Personal information
- Full name: Karol Esthefany Bernal Castañeda
- Date of birth: 2 February 2003 (age 23)
- Place of birth: Durango, Durango, Mexico
- Height: 1.67 m (5 ft 6 in)
- Positions: Centre-back; left-back;

Team information
- Current team: América
- Number: 4

Senior career*
- Years: Team / Apps / (Gls)
- 2018–2026: C.F. Monterrey / 128 / (4)
- 2021–2022: → C.D. Guadalajara (loan) / 48 / (1)
- 2026–: América / 0 / (0)

International career^{‡}
- 2023–: Mexico / 6 / (0)

Medal record
Women's football
Representing Mexico
Central American and Caribbean Games
| Gold medal – first place | 2026 Santo Domingo | Team |

= Karol Bernal =

Mexican footballer (born 2003)

Karol Esthefany Bernal Castañeda (born 2 February 2003) is a Mexican professional footballer who plays as a center-back or left-back for Liga MX Femenil side Club América and the Mexico women's national football team. She has won the Liga MX Femenil with club C.F. Monterrey three times and one time with Liga MX Femenil club C.D. Guadalajara during her professional career.

== Club career ==

=== Monterrey (2018–2026) ===
Bernal signed her first professional contract with Monterrey in 2018 at the age of 15. She made her professional debut with Monterrey on 19 August 2018 on a league match against Querétaro.

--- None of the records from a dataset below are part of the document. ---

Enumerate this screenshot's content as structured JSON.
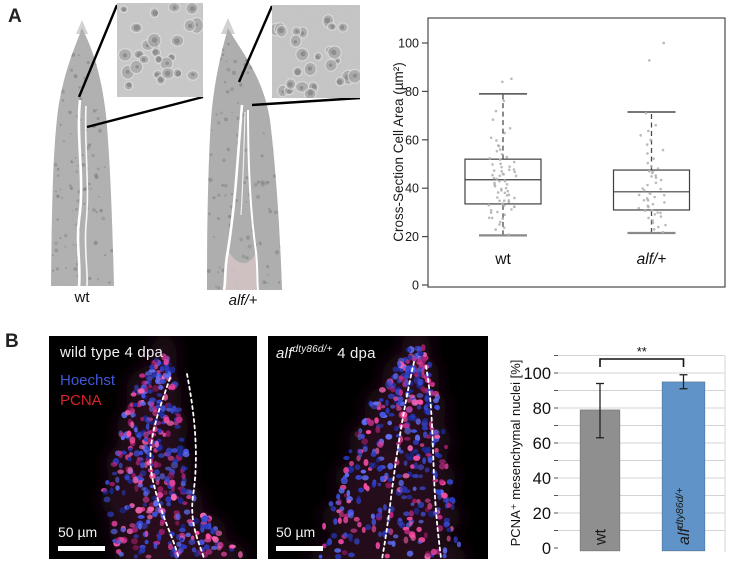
{
  "figure": {
    "panel_a_label": "A",
    "panel_b_label": "B"
  },
  "panel_a": {
    "specimen_labels": [
      "wt",
      "alf/+"
    ]
  },
  "panel_b": {
    "image_wt": {
      "title": "wild type 4 dpa",
      "legend": [
        {
          "label": "Hoechst",
          "color": "#4058d8"
        },
        {
          "label": "PCNA",
          "color": "#da2328"
        }
      ],
      "scalebar_label": "50 µm"
    },
    "image_alf": {
      "title_gene": "alf",
      "title_sup": "dty86d/+",
      "title_rest": " 4 dpa",
      "scalebar_label": "50 µm"
    }
  },
  "chart_data": [
    {
      "id": "cross-section-cell-area-boxplot",
      "type": "boxplot",
      "title": "",
      "ylabel": "Cross-Section Cell Area (µm²)",
      "ylim": [
        0,
        110
      ],
      "yticks": [
        0,
        20,
        40,
        60,
        80,
        100
      ],
      "grid": false,
      "categories": [
        "wt",
        "alf/+"
      ],
      "categories_italic": [
        false,
        true
      ],
      "boxes": [
        {
          "category": "wt",
          "whisker_low": 20.5,
          "q1": 33.5,
          "median": 43.5,
          "q3": 52,
          "whisker_high": 79
        },
        {
          "category": "alf/+",
          "whisker_low": 21.5,
          "q1": 31,
          "median": 38.5,
          "q3": 47.5,
          "whisker_high": 71.5
        }
      ],
      "points": {
        "wt": [
          21,
          23,
          24,
          25,
          26,
          27,
          28,
          28,
          29,
          30,
          30,
          31,
          31,
          32,
          32,
          33,
          33,
          34,
          34,
          35,
          35,
          35,
          36,
          36,
          37,
          37,
          38,
          38,
          39,
          39,
          40,
          40,
          41,
          41,
          42,
          42,
          43,
          43,
          43,
          44,
          44,
          45,
          45,
          45,
          46,
          46,
          47,
          47,
          47,
          48,
          48,
          49,
          49,
          50,
          50,
          51,
          52,
          52,
          53,
          54,
          55,
          56,
          57,
          58,
          60,
          61,
          63,
          65,
          68,
          72,
          76,
          84,
          85
        ],
        "alf/+": [
          22,
          23,
          24,
          25,
          26,
          27,
          28,
          28,
          29,
          30,
          30,
          31,
          31,
          32,
          32,
          33,
          33,
          34,
          35,
          35,
          36,
          36,
          37,
          37,
          38,
          38,
          39,
          40,
          40,
          41,
          42,
          43,
          44,
          45,
          45,
          46,
          47,
          47,
          48,
          49,
          50,
          52,
          54,
          56,
          58,
          60,
          62,
          64,
          66,
          71,
          93,
          100
        ]
      },
      "point_color": "#b4b4b4"
    },
    {
      "id": "pcna-positive-nuclei-bar",
      "type": "bar",
      "title": "",
      "ylabel": "PCNA⁺ mesenchymal nuclei [%]",
      "ylim": [
        0,
        111
      ],
      "yticks": [
        0,
        20,
        40,
        60,
        80,
        100
      ],
      "grid": true,
      "categories": [
        {
          "text": "wt",
          "italic": false,
          "sup": ""
        },
        {
          "text": "alf",
          "italic": true,
          "sup": "dty86d/+"
        }
      ],
      "values": [
        79,
        95
      ],
      "error_low": [
        16,
        4
      ],
      "error_high": [
        15,
        4
      ],
      "bar_colors": [
        "#8f8f8f",
        "#6094c8"
      ],
      "significance": "**"
    }
  ]
}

==== Loan to C.D. Guadalajara (2021–2022) ====
Bernal left Monterrey on a two-year loan to Chivas with no option to buy ahead of the Clausura 2021 tournament, as part of the transaction to transfer Andrea Sánchez from Chivas to Monterrey. With Chivas, Bernal made 48 appearances and scored one goal, helping the team win the Clausura 2022 league title and the 2022 Campeón de Campeonas championship.

On 25 November 2022, Monterrey announced that Bernal was returning to the club after her loan with Chivas ended.

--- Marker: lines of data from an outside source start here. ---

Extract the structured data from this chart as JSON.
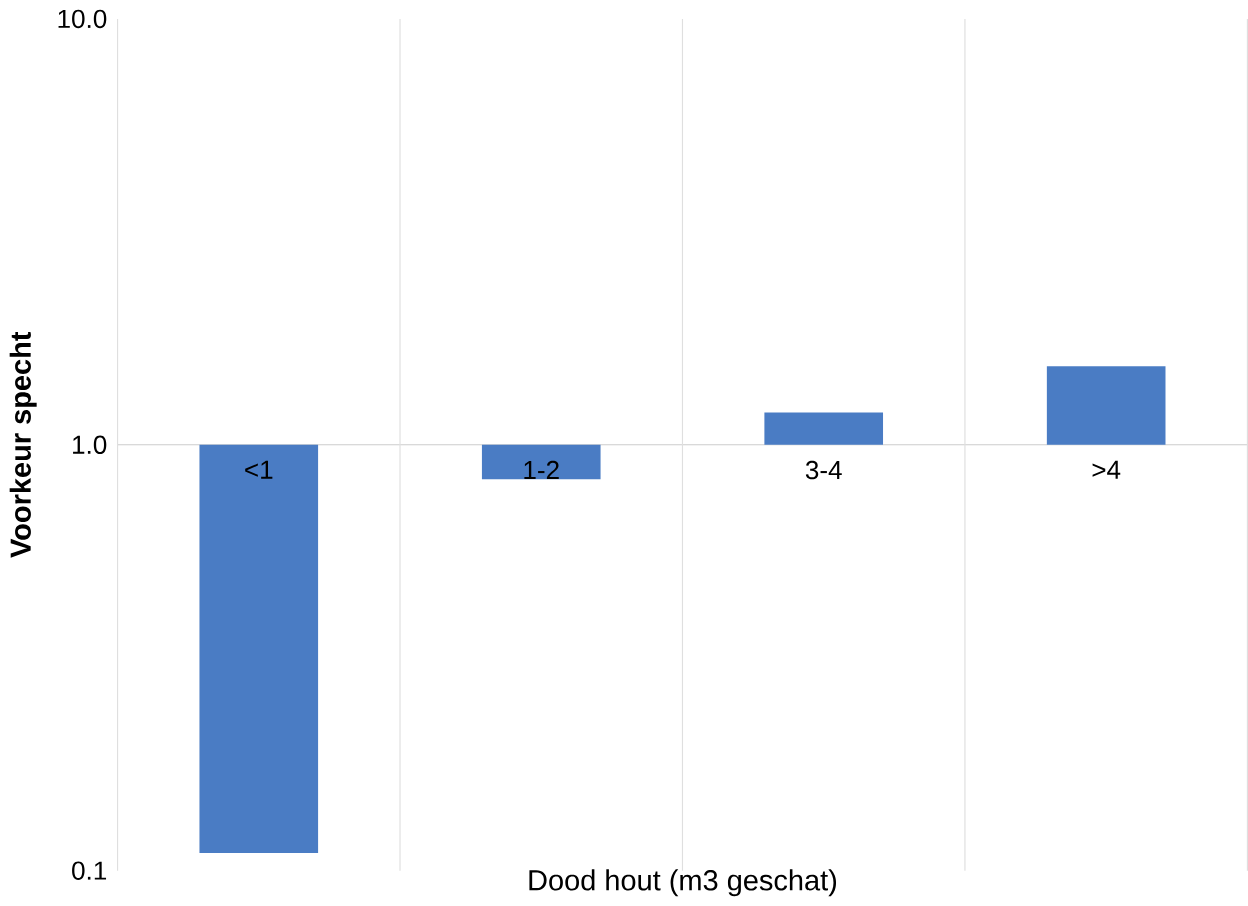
{
  "chart_data": {
    "type": "bar",
    "xlabel": "Dood hout (m3 geschat)",
    "ylabel": "Voorkeur specht",
    "categories": [
      "<1",
      "1-2",
      "3-4",
      ">4"
    ],
    "base": [
      1,
      1,
      1,
      1
    ],
    "values": [
      -0.89,
      -0.17,
      0.19,
      0.53
    ],
    "color": "#4a7cc4",
    "log": true,
    "ylim": [
      0.1,
      10
    ],
    "yticks": [
      {
        "value": 0.1,
        "label": "0.1"
      },
      {
        "value": 1,
        "label": "1.0"
      },
      {
        "value": 10,
        "label": "10.0"
      }
    ],
    "grid": "x"
  }
}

==== Return to Monterrey and breakthrough (2023–2026) ====
After her return to Monterrey, Bernal immediately became a regular starter for Monterrey. Although her team was unable to win any championship in 2023, Bernal’s performances allowed her to be called to the Mexico women's national football team. In 2024, Monterrey was able to win back-to-back league championships, with Bernal being a key figured in the team’s defense. Even though Bernal was for the most part consistent in 2025, Monterrey had a disappointing campaign during that year. During the Clausura 2026 tournament, Monterrey returned to the spotlight under head-coach Amandine Miquel, reaching the final of the tournament but Bernal became mostly relegated to the bench due to injuries and technical decisions.

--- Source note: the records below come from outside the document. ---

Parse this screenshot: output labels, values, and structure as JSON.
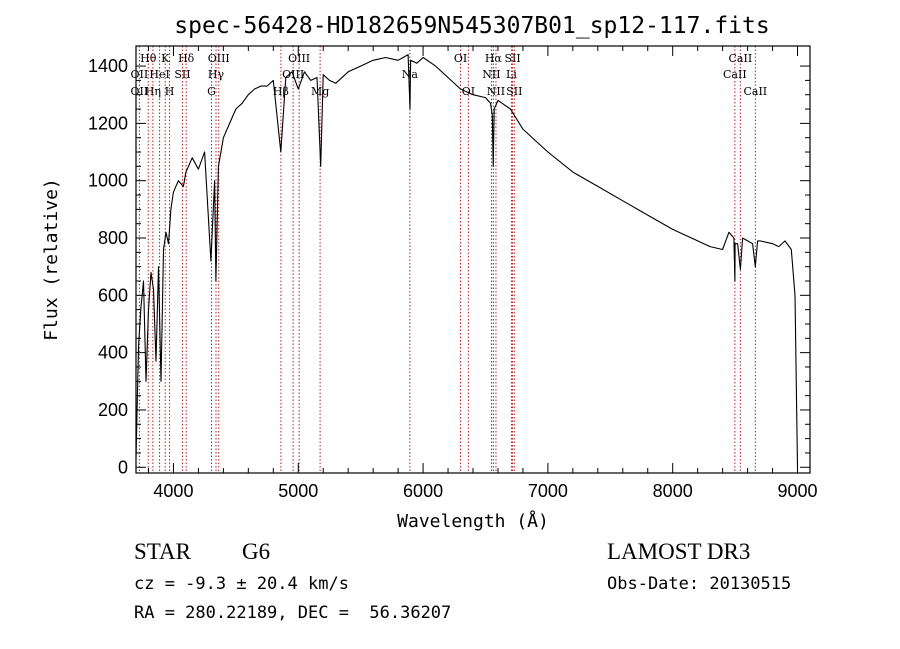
{
  "chart_data": {
    "type": "line",
    "title": "spec-56428-HD182659N545307B01_sp12-117.fits",
    "xlabel": "Wavelength (Å)",
    "ylabel": "Flux (relative)",
    "xlim": [
      3700,
      9100
    ],
    "ylim": [
      -20,
      1470
    ],
    "xticks": [
      4000,
      5000,
      6000,
      7000,
      8000,
      9000
    ],
    "yticks": [
      0,
      200,
      400,
      600,
      800,
      1000,
      1200,
      1400
    ],
    "series": [
      {
        "name": "flux",
        "x": [
          3700,
          3720,
          3740,
          3760,
          3780,
          3800,
          3820,
          3840,
          3860,
          3880,
          3900,
          3920,
          3940,
          3960,
          3980,
          4000,
          4040,
          4080,
          4100,
          4150,
          4200,
          4250,
          4300,
          4330,
          4340,
          4360,
          4400,
          4450,
          4500,
          4550,
          4600,
          4650,
          4700,
          4750,
          4800,
          4860,
          4900,
          4950,
          5000,
          5050,
          5100,
          5150,
          5180,
          5200,
          5250,
          5300,
          5400,
          5500,
          5600,
          5700,
          5800,
          5880,
          5895,
          5900,
          5950,
          6000,
          6100,
          6200,
          6300,
          6400,
          6500,
          6540,
          6555,
          6562,
          6570,
          6600,
          6700,
          6800,
          6900,
          7000,
          7200,
          7400,
          7600,
          7800,
          8000,
          8200,
          8300,
          8400,
          8450,
          8490,
          8498,
          8500,
          8520,
          8542,
          8560,
          8600,
          8640,
          8662,
          8680,
          8700,
          8800,
          8850,
          8900,
          8950,
          8980,
          9000
        ],
        "y": [
          30,
          420,
          560,
          650,
          300,
          550,
          680,
          620,
          370,
          700,
          300,
          760,
          820,
          780,
          900,
          960,
          1000,
          980,
          1030,
          1080,
          1040,
          1100,
          720,
          1000,
          650,
          1050,
          1150,
          1200,
          1250,
          1270,
          1300,
          1320,
          1330,
          1330,
          1350,
          1100,
          1360,
          1380,
          1320,
          1380,
          1350,
          1360,
          1050,
          1370,
          1350,
          1340,
          1380,
          1400,
          1420,
          1430,
          1420,
          1440,
          1250,
          1420,
          1410,
          1430,
          1400,
          1360,
          1320,
          1300,
          1290,
          1270,
          1230,
          1050,
          1250,
          1280,
          1250,
          1180,
          1140,
          1100,
          1030,
          980,
          930,
          880,
          830,
          790,
          770,
          760,
          820,
          800,
          650,
          780,
          780,
          690,
          800,
          790,
          780,
          700,
          790,
          790,
          780,
          770,
          790,
          760,
          600,
          0
        ]
      }
    ],
    "annotations": [
      {
        "label": "OII",
        "x": 3727,
        "row": 2
      },
      {
        "label": "OII",
        "x": 3727,
        "row": 3
      },
      {
        "label": "Hθ",
        "x": 3798,
        "row": 1
      },
      {
        "label": "Hη",
        "x": 3835,
        "row": 3
      },
      {
        "label": "HeI",
        "x": 3889,
        "row": 2
      },
      {
        "label": "K",
        "x": 3934,
        "row": 1
      },
      {
        "label": "H",
        "x": 3969,
        "row": 3
      },
      {
        "label": "Hδ",
        "x": 4102,
        "row": 1
      },
      {
        "label": "SII",
        "x": 4072,
        "row": 2
      },
      {
        "label": "OIII",
        "x": 4363,
        "row": 1
      },
      {
        "label": "Hγ",
        "x": 4341,
        "row": 2
      },
      {
        "label": "G",
        "x": 4305,
        "row": 3
      },
      {
        "label": "Hβ",
        "x": 4861,
        "row": 3
      },
      {
        "label": "OIII",
        "x": 5007,
        "row": 1
      },
      {
        "label": "OIII",
        "x": 4959,
        "row": 2
      },
      {
        "label": "Mg",
        "x": 5175,
        "row": 3
      },
      {
        "label": "Na",
        "x": 5894,
        "row": 2
      },
      {
        "label": "OI",
        "x": 6300,
        "row": 1
      },
      {
        "label": "OI",
        "x": 6363,
        "row": 3
      },
      {
        "label": "Hα",
        "x": 6563,
        "row": 1
      },
      {
        "label": "NII",
        "x": 6548,
        "row": 2
      },
      {
        "label": "NII",
        "x": 6584,
        "row": 3
      },
      {
        "label": "SII",
        "x": 6717,
        "row": 1
      },
      {
        "label": "Li",
        "x": 6708,
        "row": 2
      },
      {
        "label": "SII",
        "x": 6731,
        "row": 3
      },
      {
        "label": "CaII",
        "x": 8542,
        "row": 1
      },
      {
        "label": "CaII",
        "x": 8498,
        "row": 2
      },
      {
        "label": "CaII",
        "x": 8662,
        "row": 3
      }
    ],
    "line_markers": [
      3727,
      3798,
      3835,
      3889,
      3934,
      3969,
      4072,
      4102,
      4305,
      4341,
      4363,
      4861,
      4959,
      5007,
      5175,
      5894,
      6300,
      6363,
      6548,
      6563,
      6584,
      6708,
      6717,
      6731,
      8498,
      8542,
      8662
    ],
    "grid": false
  },
  "info": {
    "class": "STAR",
    "subclass": "G6",
    "survey": "LAMOST DR3",
    "redshift": "cz = -9.3 ± 20.4 km/s",
    "obs_date": "Obs-Date: 20130515",
    "coords": "RA = 280.22189, DEC =  56.36207"
  }
}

On 18 June 2026, Monterrey announced that after eight years, Bernal was leaving the club after her contract with the team concluded.

=== Club América (2026–present) ===
On 1 July 2026, Club América announced that Bernal was joining the club after her departure from Monterrey.

== International career ==
Bernal has been part of the Mexico women's national team program since the U-15 level, having making appearances with the U-17 and U-20 national teams as well.

Bernal was called to the senior Mexico women's national football team for the first time In February 2023 as part of the Mexico squad for the 2023 Women's Revelations Cup. She made her debut with the senior national team coming as substitution on the first match of the 2023 Women's Revelations Cup against Nigeria.

== Honours ==
Monterrey
- Liga MX Femenil: Apertura 2019, Clausura 2024, Apertura 2024

Guadalajara
- Liga MX Femenil: Clausura 2022
- Campeón de Campeones: 2022

Mexico U23
- Central American and Caribbean Games, gold medal Santo Domingo 2026.